Eric Galatas, Producer
Wednesday, August 1, 2018
LINCOLN, Neb. – As the U.S. House and Senate try to hammer out a final version of the Farm Bill, a new report shows that increasing work requirements for people receiving SNAP benefits, the program formerly known as food stamps, would end up hurting millions of Americans.
Josh Bivens, research director of the Economic Policy Institute and the report's lead author, said the move proposed in the House version of the bill would not increase employment levels, and additional requirements would be especially hard on people working in low-paying jobs.
"You're going to have a lot of people trying hard to meet it, and they're just not going to meet it, and they're going to have their benefits taken away from them," he said, "really through no fault of their own, but just because the low-wage labor market does not provide steady, well-paid employment."
Bivens said most SNAP recipients who can work already have at least one job, but frequently can't get enough hours to meet the requirements. He added that most low-wage jobs don't come with family-leave benefits, so workers often risk losing jobs to stay home to care for a sick family member.

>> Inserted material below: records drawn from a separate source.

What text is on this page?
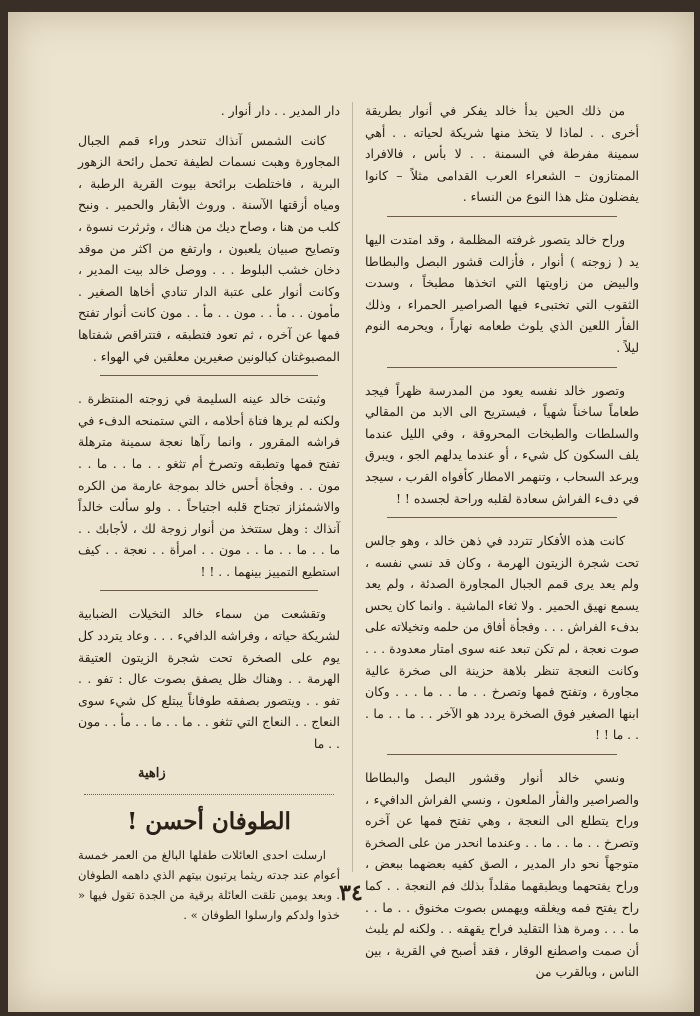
من ذلك الحين بدأ خالد يفكر في أنوار بطريقة أخرى . . لماذا لا يتخذ منها شريكة لحياته . . أهي سمينة مفرطة في السمنة . . لا بأس ، فالافراد الممتازون – الشعراء العرب القدامى مثلاً – كانوا يفضلون مثل هذا النوع من النساء .

وراح خالد يتصور غرفته المظلمة ، وقد امتدت اليها يد ( زوجته ) أنوار ، فأزالت قشور البصل والبطاطا والبيض من زاويتها التي اتخذها مطبخاً ، وسدت الثقوب التي تختبىء فيها الصراصير الحمراء ، وذلك الفأر اللعين الذي يلوث طعامه نهاراً ، ويحرمه النوم ليلاً .

وتصور خالد نفسه يعود من المدرسة ظهراً فيجد طعاماً ساخناً شهياً ، فيستريح الى الابد من المقالي والسلطات والطبخات المحروقة ، وفي الليل عندما يلف السكون كل شيء ، أو عندما يدلهم الجو ، ويبرق ويرعد السحاب ، وتنهمر الامطار كأفواه القرب ، سيجد في دفء الفراش سعادة لقلبه وراحة لجسده ! !

كانت هذه الأفكار تتردد في ذهن خالد ، وهو جالس تحت شجرة الزيتون الهرمة ، وكان قد نسي نفسه ، ولم يعد يرى قمم الجبال المجاورة الصدئة ، ولم يعد يسمع نهيق الحمير . ولا ثغاء الماشية . وانما كان يحس بدفء الفراش . . . وفجأة أفاق من حلمه وتخيلاته على صوت نعجة ، لم تكن تبعد عنه سوى امتار معدودة . . . وكانت النعجة تنظر بلاهة حزينة الى صخرة عالية مجاورة ، وتفتح فمها وتصرخ . . ما . . ما . . . وكان ابنها الصغير فوق الصخرة يردد هو الآخر . . ما . . ما . . . ما ! !

ونسي خالد أنوار وقشور البصل والبطاطا والصراصير والفأر الملعون ، ونسي الفراش الدافيء ، وراح يتطلع الى النعجة ، وهي تفتح فمها عن آخره وتصرخ . . ما . . ما . . وعندما انحدر من على الصخرة متوجهاً نحو دار المدير ، الصق كفيه بعضهما ببعض ، وراح يفتحهما ويطبقهما مقلداً بذلك فم النعجة . . كما راح يفتح فمه ويغلقه ويهمس بصوت مخنوق . . ما . . ما . . . ومرة هذا التقليد فراح يقهقه . . ولكنه لم يلبث أن صمت واصطنع الوقار ، فقد أصبح في القرية ، بين الناس ، وبالقرب من

دار المدير . . دار أنوار .

كانت الشمس آنذاك تنحدر وراء قمم الجبال المجاورة وهبت نسمات لطيفة تحمل رائحة الزهور البرية ، فاختلطت برائحة بيوت القرية الرطبة ، ومياه أزقتها الآسنة . وروث الأبقار والحمير . ونبح كلب من هنا ، وصاح ديك من هناك ، وثرثرت نسوة ، وتصايح صبيان يلعبون ، وارتفع من اكثر من موقد دخان خشب البلوط . . . ووصل خالد بيت المدير ، وكانت أنوار على عتبة الدار تنادي أخاها الصغير . مأمون . . مأ . . مون . . مأ . . مون كانت أنوار تفتح فمها عن آخره ، ثم تعود فتطبقه ، فتتراقص شفتاها المصبوغتان كبالونين صغيرين معلقين في الهواء .

وثبتت خالد عينه السليمة في زوجته المنتظرة . ولكنه لم يرها فتاة أحلامه ، التي ستمنحه الدفء في فراشه المقرور ، وانما رآها نعجة سمينة مترهلة تفتح فمها وتطبقه وتصرخ أم تثغو . . ما . . ما . . مون . . وفجأة أحس خالد بموجة عارمة من الكره والاشمئزاز تجتاح قلبه اجتياحاً . . ولو سألت خالداً آنذاك : وهل ستتخذ من أنوار زوجة لك ، لأجابك . . ما . . ما . . ما . . مون . . امرأة . . نعجة . . كيف استطيع التمييز بينهما . . ! !

وتقشعت من سماء خالد التخيلات الضبابية لشريكة حياته ، وفراشه الدافيء . . . وعاد يتردد كل يوم على الصخرة تحت شجرة الزيتون العتيقة الهرمة . . وهناك ظل يصفق بصوت عال : تفو . . تفو . . ويتصور بصفقه طوفاناً يبتلع كل شيء سوى النعاج . . النعاج التي تثغو . . ما . . ما . . مأ . . مون . . ما

زاهية
الطوفان أحسن !

ارسلت احدى العائلات طفلها البالغ من العمر خمسة أعوام عند جدته ريثما يرتبون بيتهم الذي داهمه الطوفان . وبعد يومين تلقت العائلة برقية من الجدة تقول فيها « خذوا ولدكم وارسلوا الطوفان » .

٣٤
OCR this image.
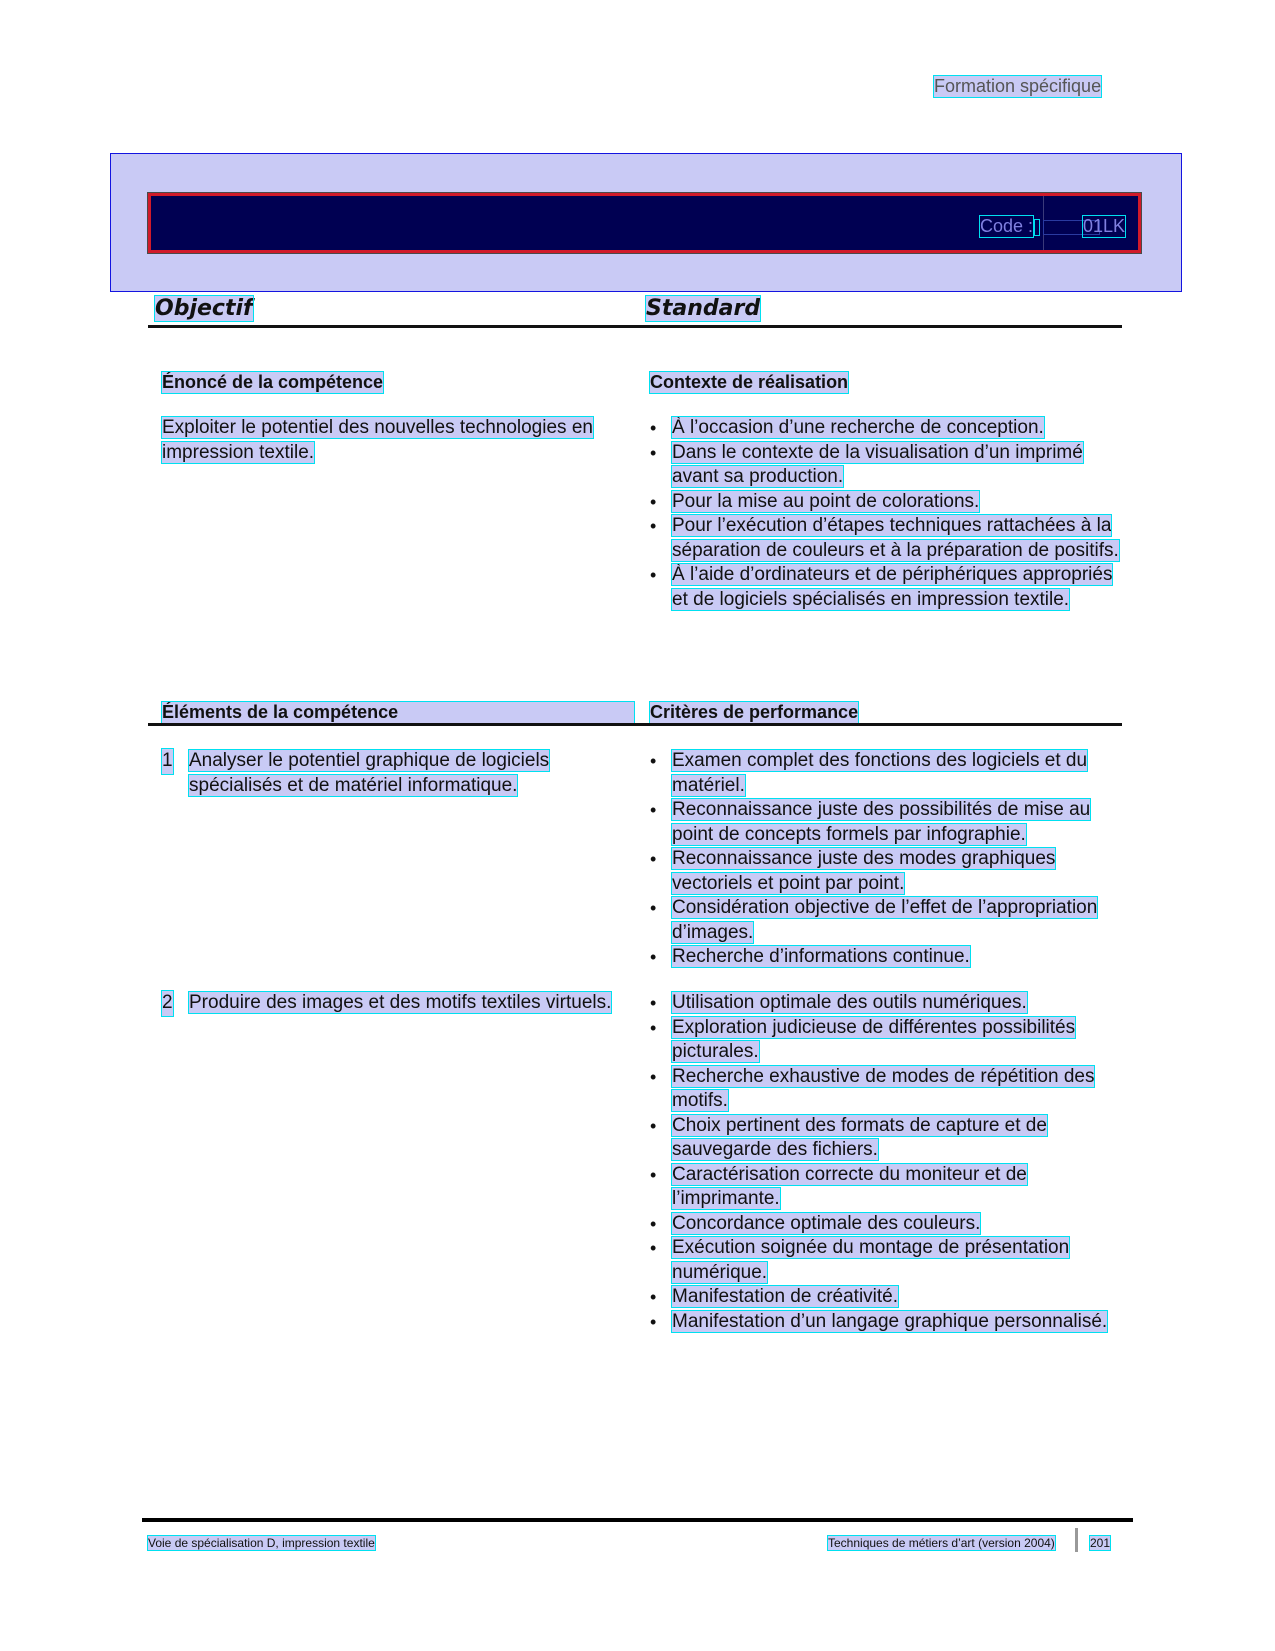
Formation spécifique
Code :	01LK
Objectif	Standard
Énoncé de la compétence	Contexte de réalisation
Exploiter le potentiel des nouvelles technologies en impression textile.
• À l’occasion d’une recherche de conception.
• Dans le contexte de la visualisation d’un imprimé avant sa production.
• Pour la mise au point de colorations.
• Pour l’exécution d’étapes techniques rattachées à la séparation de couleurs et à la préparation de positifs.
• À l’aide d’ordinateurs et de périphériques appropriés et de logiciels spécialisés en impression textile.
Éléments de la compétence	Critères de performance
1 Analyser le potentiel graphique de logiciels spécialisés et de matériel informatique.
• Examen complet des fonctions des logiciels et du matériel.
• Reconnaissance juste des possibilités de mise au point de concepts formels par infographie.
• Reconnaissance juste des modes graphiques vectoriels et point par point.
• Considération objective de l’effet de l’appropriation d’images.
• Recherche d’informations continue.
2 Produire des images et des motifs textiles virtuels.
•	Utilisation optimale des outils numériques.
• Exploration judicieuse de différentes possibilités picturales.
• Recherche exhaustive de modes de répétition des motifs.
• Choix pertinent des formats de capture et de sauvegarde des fichiers.
• Caractérisation correcte du moniteur et de l’imprimante.
• Concordance optimale des couleurs.
• Exécution soignée du montage de présentation numérique.
• Manifestation de créativité.
• Manifestation d’un langage graphique personnalisé.
Voie de spécialisation D, impression textile	Techniques de métiers d’art (version 2004)	201
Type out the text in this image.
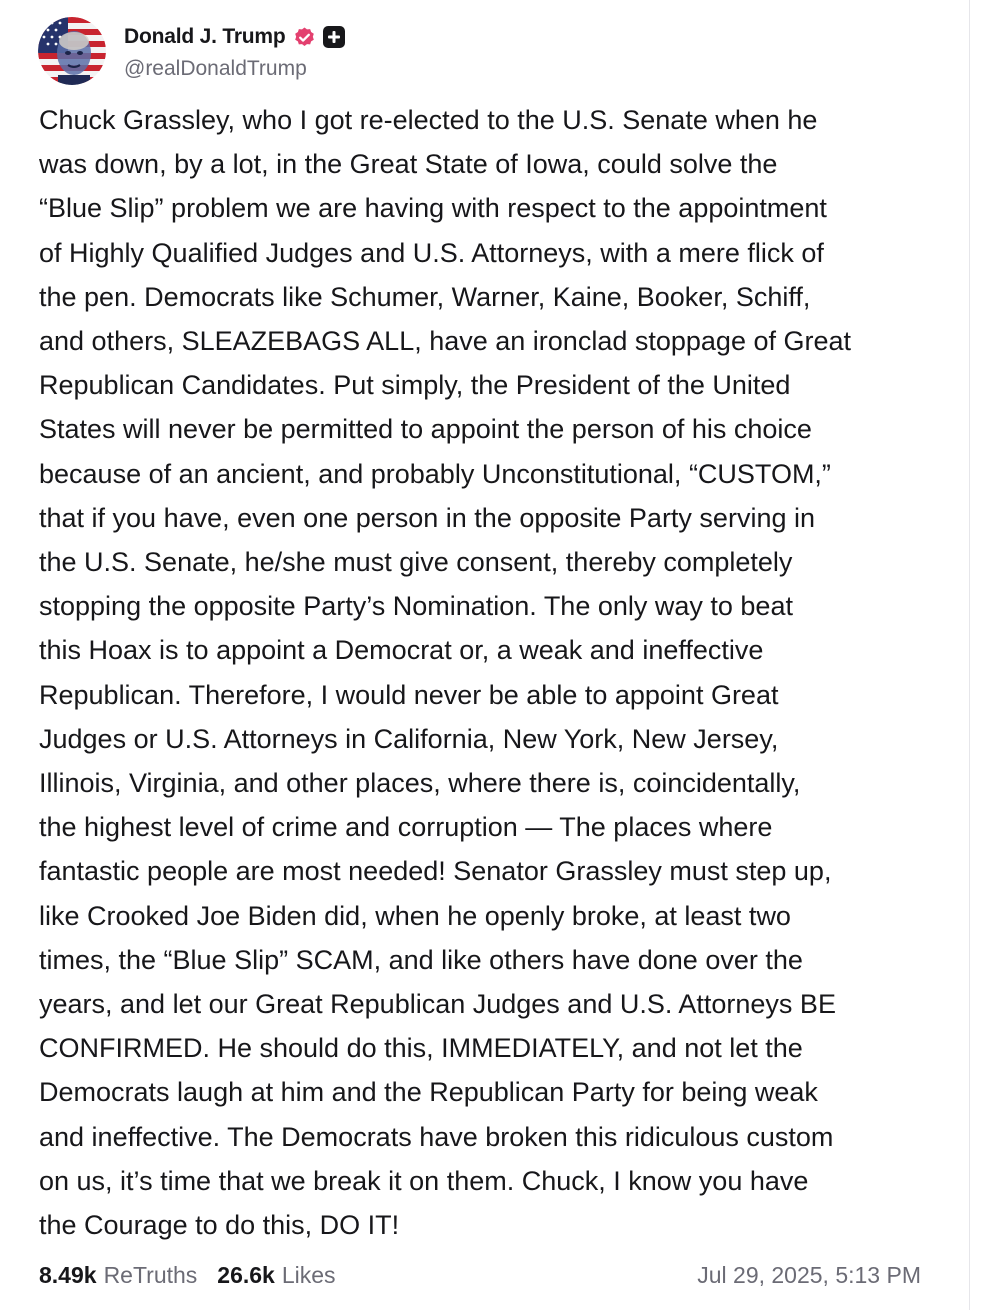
Donald J. Trump
@realDonaldTrump
Chuck Grassley, who I got re-elected to the U.S. Senate when he
was down, by a lot, in the Great State of Iowa, could solve the
“Blue Slip” problem we are having with respect to the appointment
of Highly Qualified Judges and U.S. Attorneys, with a mere flick of
the pen. Democrats like Schumer, Warner, Kaine, Booker, Schiff,
and others, SLEAZEBAGS ALL, have an ironclad stoppage of Great
Republican Candidates. Put simply, the President of the United
States will never be permitted to appoint the person of his choice
because of an ancient, and probably Unconstitutional, “CUSTOM,”
that if you have, even one person in the opposite Party serving in
the U.S. Senate, he/she must give consent, thereby completely
stopping the opposite Party’s Nomination. The only way to beat
this Hoax is to appoint a Democrat or, a weak and ineffective
Republican. Therefore, I would never be able to appoint Great
Judges or U.S. Attorneys in California, New York, New Jersey,
Illinois, Virginia, and other places, where there is, coincidentally,
the highest level of crime and corruption — The places where
fantastic people are most needed! Senator Grassley must step up,
like Crooked Joe Biden did, when he openly broke, at least two
times, the “Blue Slip” SCAM, and like others have done over the
years, and let our Great Republican Judges and U.S. Attorneys BE
CONFIRMED. He should do this, IMMEDIATELY, and not let the
Democrats laugh at him and the Republican Party for being weak
and ineffective. The Democrats have broken this ridiculous custom
on us, it’s time that we break it on them. Chuck, I know you have
the Courage to do this, DO IT!
8.49k ReTruths 26.6k Likes	Jul 29, 2025, 5:13 PM
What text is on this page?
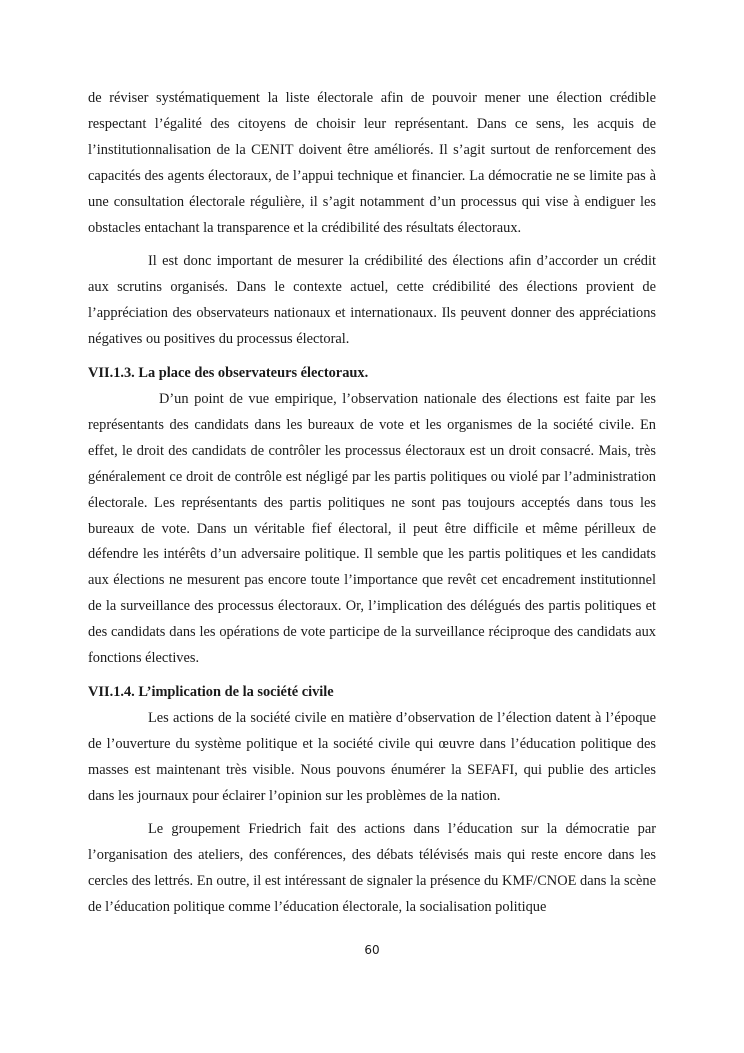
de réviser systématiquement la liste électorale afin de pouvoir mener une élection crédible respectant l’égalité des citoyens de choisir leur représentant. Dans ce sens, les acquis de l’institutionnalisation de la CENIT doivent être améliorés. Il s’agit surtout de renforcement des capacités des agents électoraux, de l’appui technique et financier. La démocratie ne se limite pas à une consultation électorale régulière, il s’agit notamment d’un processus qui vise à endiguer les obstacles entachant la transparence et la crédibilité des résultats électoraux.

Il est donc important de mesurer la crédibilité des élections afin d’accorder un crédit aux scrutins organisés. Dans le contexte actuel, cette crédibilité des élections provient de l’appréciation des observateurs nationaux et internationaux. Ils peuvent donner des appréciations négatives ou positives du processus électoral.

VII.1.3. La place des observateurs électoraux.

D’un point de vue empirique, l’observation nationale des élections est faite par les représentants des candidats dans les bureaux de vote et les organismes de la société civile. En effet, le droit des candidats de contrôler les processus électoraux est un droit consacré. Mais, très généralement ce droit de contrôle est négligé par les partis politiques ou violé par l’administration électorale. Les représentants des partis politiques ne sont pas toujours acceptés dans tous les bureaux de vote. Dans un véritable fief électoral, il peut être difficile et même périlleux de défendre les intérêts d’un adversaire politique. Il semble que les partis politiques et les candidats aux élections ne mesurent pas encore toute l’importance que revêt cet encadrement institutionnel de la surveillance des processus électoraux. Or, l’implication des délégués des partis politiques et des candidats dans les opérations de vote participe de la surveillance réciproque des candidats aux fonctions électives.

VII.1.4. L’implication de la société civile

Les actions de la société civile en matière d’observation de l’élection datent à l’époque de l’ouverture du système politique et la société civile qui œuvre dans l’éducation politique des masses est maintenant très visible. Nous pouvons énumérer la SEFAFI, qui publie des articles dans les journaux pour éclairer l’opinion sur les problèmes de la nation.

Le groupement Friedrich fait des actions dans l’éducation sur la démocratie par l’organisation des ateliers, des conférences, des débats télévisés mais qui reste encore dans les cercles des lettrés. En outre, il est intéressant de signaler la présence du KMF/CNOE dans la scène de l’éducation politique comme l’éducation électorale, la socialisation politique

60
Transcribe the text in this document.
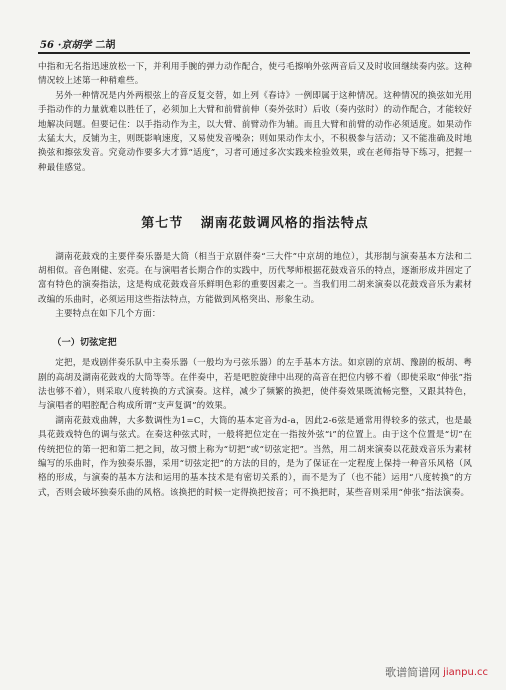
56 ·京胡学 二胡

中指和无名指迅速放松一下，并利用手腕的弹力动作配合，使弓毛擦响外弦两音后又及时收回继续奏内弦。这种情况较上述第一种稍难些。

另外一种情况是内外两根弦上的音反复交替，如上列《春诗》一例即属于这种情况。这种情况的换弦如光用手指动作的力量就难以胜任了，必须加上大臂和前臂前伸（奏外弦时）后收（奏内弦时）的动作配合，才能较好地解决问题。但要记住：以手指动作为主，以大臂、前臂动作为辅。而且大臂和前臂的动作必须适度。如果动作太猛太大，反铺为主，则既影响速度，又易使发音噪杂；则如果动作太小，不积极参与活动；又不能准确及时地换弦和擦弦发音。究竟动作要多大才算“适度”，习者可通过多次实践来检验效果，或在老师指导下练习，把握一种最佳感觉。

第七节 湖南花鼓调风格的指法特点

湖南花鼓戏的主要伴奏乐器是大筒（相当于京剧伴奏“三大件”中京胡的地位），其形制与演奏基本方法和二胡相似。音色刚健、宏亮。在与演唱者长期合作的实践中，历代琴师根据花鼓戏音乐的特点，逐渐形成并固定了富有特色的演奏指法，这是构成花鼓戏音乐鲜明色彩的重要因素之一。当我们用二胡来演奏以花鼓戏音乐为素材改编的乐曲时，必须运用这些指法特点，方能做到风格突出、形象生动。

主要特点在如下几个方面：

（一）切弦定把

定把，是戏剧伴奏乐队中主奏乐器（一般均为弓弦乐器）的左手基本方法。如京剧的京胡、豫剧的板胡、粤剧的高胡及湖南花鼓戏的大筒等等。在伴奏中，若是吧腔旋律中出现的高音在把位内够不着（即使采取“伸张”指法也够不着），则采取八度转换的方式演奏。这样，减少了频繁的换把，使伴奏效果既流畅完整，又跟其特色，与演唱者的唱腔配合构成所谓“支声复调”的效果。

湖南花鼓戏曲牌，大多数调性为1=C，大筒的基本定音为d-a，因此2-6弦是通常用得较多的弦式，也是最具花鼓戏特色的调与弦式。在奏这种弦式时，一般将把位定在一指按外弦“i”的位置上。由于这个位置是“切”在传统把位的第一把和第二把之间，故习惯上称为“切把”或“切弦定把”。当然，用二胡来演奏以花鼓戏音乐为素材编写的乐曲时，作为独奏乐器，采用“切弦定把”的方法的目的，是为了保证在一定程度上保持一种音乐风格（风格的形成，与演奏的基本方法和运用的基本技术是有密切关系的），而不是为了（也不能）运用“八度转换”的方式，否则会破坏独奏乐曲的风格。该换把的时候一定得换把按音；可不换把时，某些音则采用“伸张”指法演奏。

歌谱简谱网 jianpu.cc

Proponents of the new requirements have claimed SNAP and other safety-net programs create government dependency and encourage unemployment.
Bivens disagreed that the average monthly SNAP benefit, $125 per-person in food vouchers, is an incentive to stop working. He said the vast majority of recipients - seniors, children and people with disabilities - are not people he believes most Americans would agree should be forced into work.
"Of the people who are not in those groups – don't have a disability, are not retired or are not children – the majority of them who receive food stamps do work," he said. "And so this idea that we've made this safety net too comfortable for people, I think, just radically over-estimates how generous it really is."
Currently, SNAP recipients younger than 50 and without children or a disability must work at least 80 hours per month to get benefits. Under the House proposal, people younger than 60, even if they have young children, would lose benefits if they don't log at least one hundred hours a month.
The report is online at epi.org, and a Johns Hopkins survey is at jhsph.edu.